2 cups Pumpkin Puree (fresh or canned)*
1-1/2 cup Evaporated Milk (1 12-ounce can)
1/4 cup Brown Sugar
1/2 cup White Sugar**
1 tsp Cinnamon
1/2 tsp Salt
1/2 tsp Ginger
1/4 tsp Nutmeg
1/8 tsp Ground Cloves
2 Eggs, lightly beaten
1/2 cup Shredded, Sweetened Coconut (optional)
1 9″ Deep-Dish Pie Shell (homemade or frozen)
**My mom’s recipe calls for 1 cup sugar, which produces an extremely sweet pie. I cut the white sugar to 1/2 cup, which still produces a deliciously sweetened pie.
1. Preheat oven to 425 degrees F.
2. In a bowl, whisk together all ingredients until well combined. Stir in the coconut, if desired.
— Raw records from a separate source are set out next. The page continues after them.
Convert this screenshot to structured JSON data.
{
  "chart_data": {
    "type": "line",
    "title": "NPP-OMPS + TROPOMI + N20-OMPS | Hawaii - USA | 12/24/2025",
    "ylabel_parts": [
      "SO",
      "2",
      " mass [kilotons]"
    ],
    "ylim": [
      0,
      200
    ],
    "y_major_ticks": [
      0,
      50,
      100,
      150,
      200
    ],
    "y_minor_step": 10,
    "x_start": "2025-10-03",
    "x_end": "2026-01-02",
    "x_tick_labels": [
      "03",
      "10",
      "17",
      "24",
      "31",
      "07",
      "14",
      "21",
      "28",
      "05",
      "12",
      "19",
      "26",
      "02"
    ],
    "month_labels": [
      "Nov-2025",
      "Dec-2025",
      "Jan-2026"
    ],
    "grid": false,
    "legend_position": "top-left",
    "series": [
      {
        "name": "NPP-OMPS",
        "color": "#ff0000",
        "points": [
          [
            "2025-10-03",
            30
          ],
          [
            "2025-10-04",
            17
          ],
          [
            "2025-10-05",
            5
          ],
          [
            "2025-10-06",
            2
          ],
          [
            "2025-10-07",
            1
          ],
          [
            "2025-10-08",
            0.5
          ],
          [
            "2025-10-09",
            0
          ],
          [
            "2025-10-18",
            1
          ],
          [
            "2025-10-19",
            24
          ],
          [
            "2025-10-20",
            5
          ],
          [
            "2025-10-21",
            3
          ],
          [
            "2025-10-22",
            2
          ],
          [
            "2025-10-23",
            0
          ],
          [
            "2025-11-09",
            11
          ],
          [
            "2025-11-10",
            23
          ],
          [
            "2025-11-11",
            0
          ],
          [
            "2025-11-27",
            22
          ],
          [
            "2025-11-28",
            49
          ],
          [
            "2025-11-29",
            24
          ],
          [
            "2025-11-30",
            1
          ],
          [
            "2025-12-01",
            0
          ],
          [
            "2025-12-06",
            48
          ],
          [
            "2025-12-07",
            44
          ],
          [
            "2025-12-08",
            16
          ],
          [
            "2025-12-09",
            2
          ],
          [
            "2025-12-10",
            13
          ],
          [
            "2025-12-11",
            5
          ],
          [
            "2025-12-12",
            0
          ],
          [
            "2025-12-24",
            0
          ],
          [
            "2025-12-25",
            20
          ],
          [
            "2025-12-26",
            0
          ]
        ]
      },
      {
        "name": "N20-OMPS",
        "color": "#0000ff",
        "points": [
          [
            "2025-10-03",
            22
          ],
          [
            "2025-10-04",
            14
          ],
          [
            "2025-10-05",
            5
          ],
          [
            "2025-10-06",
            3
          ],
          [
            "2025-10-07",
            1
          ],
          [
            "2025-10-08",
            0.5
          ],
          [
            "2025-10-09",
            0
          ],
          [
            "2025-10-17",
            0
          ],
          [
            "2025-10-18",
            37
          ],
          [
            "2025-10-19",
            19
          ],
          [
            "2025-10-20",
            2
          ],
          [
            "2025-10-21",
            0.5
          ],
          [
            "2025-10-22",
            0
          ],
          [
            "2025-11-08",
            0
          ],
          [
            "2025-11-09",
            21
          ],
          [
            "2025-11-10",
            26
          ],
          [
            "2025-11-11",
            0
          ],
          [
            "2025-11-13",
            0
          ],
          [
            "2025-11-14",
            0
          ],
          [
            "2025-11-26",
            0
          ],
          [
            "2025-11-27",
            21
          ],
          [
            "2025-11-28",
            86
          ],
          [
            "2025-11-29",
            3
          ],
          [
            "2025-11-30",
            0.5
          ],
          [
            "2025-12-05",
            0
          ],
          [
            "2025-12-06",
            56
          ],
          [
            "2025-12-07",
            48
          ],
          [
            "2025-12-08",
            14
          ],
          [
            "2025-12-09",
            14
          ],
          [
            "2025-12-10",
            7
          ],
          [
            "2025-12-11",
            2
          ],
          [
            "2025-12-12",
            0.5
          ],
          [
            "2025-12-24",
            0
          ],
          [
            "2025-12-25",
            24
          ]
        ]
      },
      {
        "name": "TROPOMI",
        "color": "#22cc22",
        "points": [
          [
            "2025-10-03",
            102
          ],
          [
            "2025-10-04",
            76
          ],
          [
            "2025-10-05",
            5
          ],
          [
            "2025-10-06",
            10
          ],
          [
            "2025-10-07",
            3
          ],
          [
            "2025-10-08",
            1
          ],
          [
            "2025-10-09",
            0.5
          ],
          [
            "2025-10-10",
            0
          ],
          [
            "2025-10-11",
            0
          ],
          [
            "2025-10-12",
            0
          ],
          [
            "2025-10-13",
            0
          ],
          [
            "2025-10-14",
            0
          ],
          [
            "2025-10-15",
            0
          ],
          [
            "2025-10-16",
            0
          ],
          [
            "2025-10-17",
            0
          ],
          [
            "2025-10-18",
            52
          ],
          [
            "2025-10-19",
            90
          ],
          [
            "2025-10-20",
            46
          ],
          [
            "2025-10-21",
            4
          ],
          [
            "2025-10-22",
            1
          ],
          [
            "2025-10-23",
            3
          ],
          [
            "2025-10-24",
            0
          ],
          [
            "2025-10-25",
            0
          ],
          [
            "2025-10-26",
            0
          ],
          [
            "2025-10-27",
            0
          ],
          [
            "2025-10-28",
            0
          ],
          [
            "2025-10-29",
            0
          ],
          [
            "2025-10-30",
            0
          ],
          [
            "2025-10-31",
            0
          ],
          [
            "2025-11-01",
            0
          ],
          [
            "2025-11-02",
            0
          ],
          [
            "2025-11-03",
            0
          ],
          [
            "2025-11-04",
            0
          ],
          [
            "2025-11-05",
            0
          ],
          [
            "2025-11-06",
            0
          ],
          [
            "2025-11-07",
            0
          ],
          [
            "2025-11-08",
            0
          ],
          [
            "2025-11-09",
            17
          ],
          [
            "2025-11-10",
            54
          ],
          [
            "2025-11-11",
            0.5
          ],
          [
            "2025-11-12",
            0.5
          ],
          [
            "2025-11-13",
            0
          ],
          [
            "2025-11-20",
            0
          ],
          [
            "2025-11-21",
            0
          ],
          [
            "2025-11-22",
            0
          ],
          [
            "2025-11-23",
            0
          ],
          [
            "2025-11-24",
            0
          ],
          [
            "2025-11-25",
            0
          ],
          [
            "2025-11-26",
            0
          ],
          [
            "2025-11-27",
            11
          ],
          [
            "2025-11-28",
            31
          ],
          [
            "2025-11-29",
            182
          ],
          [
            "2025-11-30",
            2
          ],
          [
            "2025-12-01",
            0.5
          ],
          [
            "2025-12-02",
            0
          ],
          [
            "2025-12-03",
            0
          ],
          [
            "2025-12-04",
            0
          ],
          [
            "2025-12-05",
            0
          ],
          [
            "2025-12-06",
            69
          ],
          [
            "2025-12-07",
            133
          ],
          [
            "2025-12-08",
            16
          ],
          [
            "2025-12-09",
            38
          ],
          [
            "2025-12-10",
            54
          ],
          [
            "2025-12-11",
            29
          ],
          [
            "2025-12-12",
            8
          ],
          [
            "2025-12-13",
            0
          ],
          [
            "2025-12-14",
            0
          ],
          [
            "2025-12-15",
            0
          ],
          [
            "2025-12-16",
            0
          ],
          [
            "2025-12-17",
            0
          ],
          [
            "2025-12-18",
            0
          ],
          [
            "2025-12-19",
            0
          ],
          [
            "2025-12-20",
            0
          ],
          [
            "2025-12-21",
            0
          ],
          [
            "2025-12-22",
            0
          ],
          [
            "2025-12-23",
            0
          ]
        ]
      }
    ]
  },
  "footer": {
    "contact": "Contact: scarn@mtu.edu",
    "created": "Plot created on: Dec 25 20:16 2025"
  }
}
3. Place the pie shell on a foil lined baking sheet, to prevent oven spill-over. Pour the mixture into the pie shell.*
4. Bake for 15 minutes at 425 degrees F. Lower the heat to 350 degrees F. Continue cooking for 45-55 minutes, until the tip of a knife, inserted about an inch from the edge, comes out mostly clean.
5. Allow to cool for about an hour. Then refrigerate to completely cool. Serve with whipped cream.
*You will probably have some leftover filling. Use it in individual pie shells to make mini pies or simply pour it in a ramekin or small baking dish and bake, for a little crustless pie.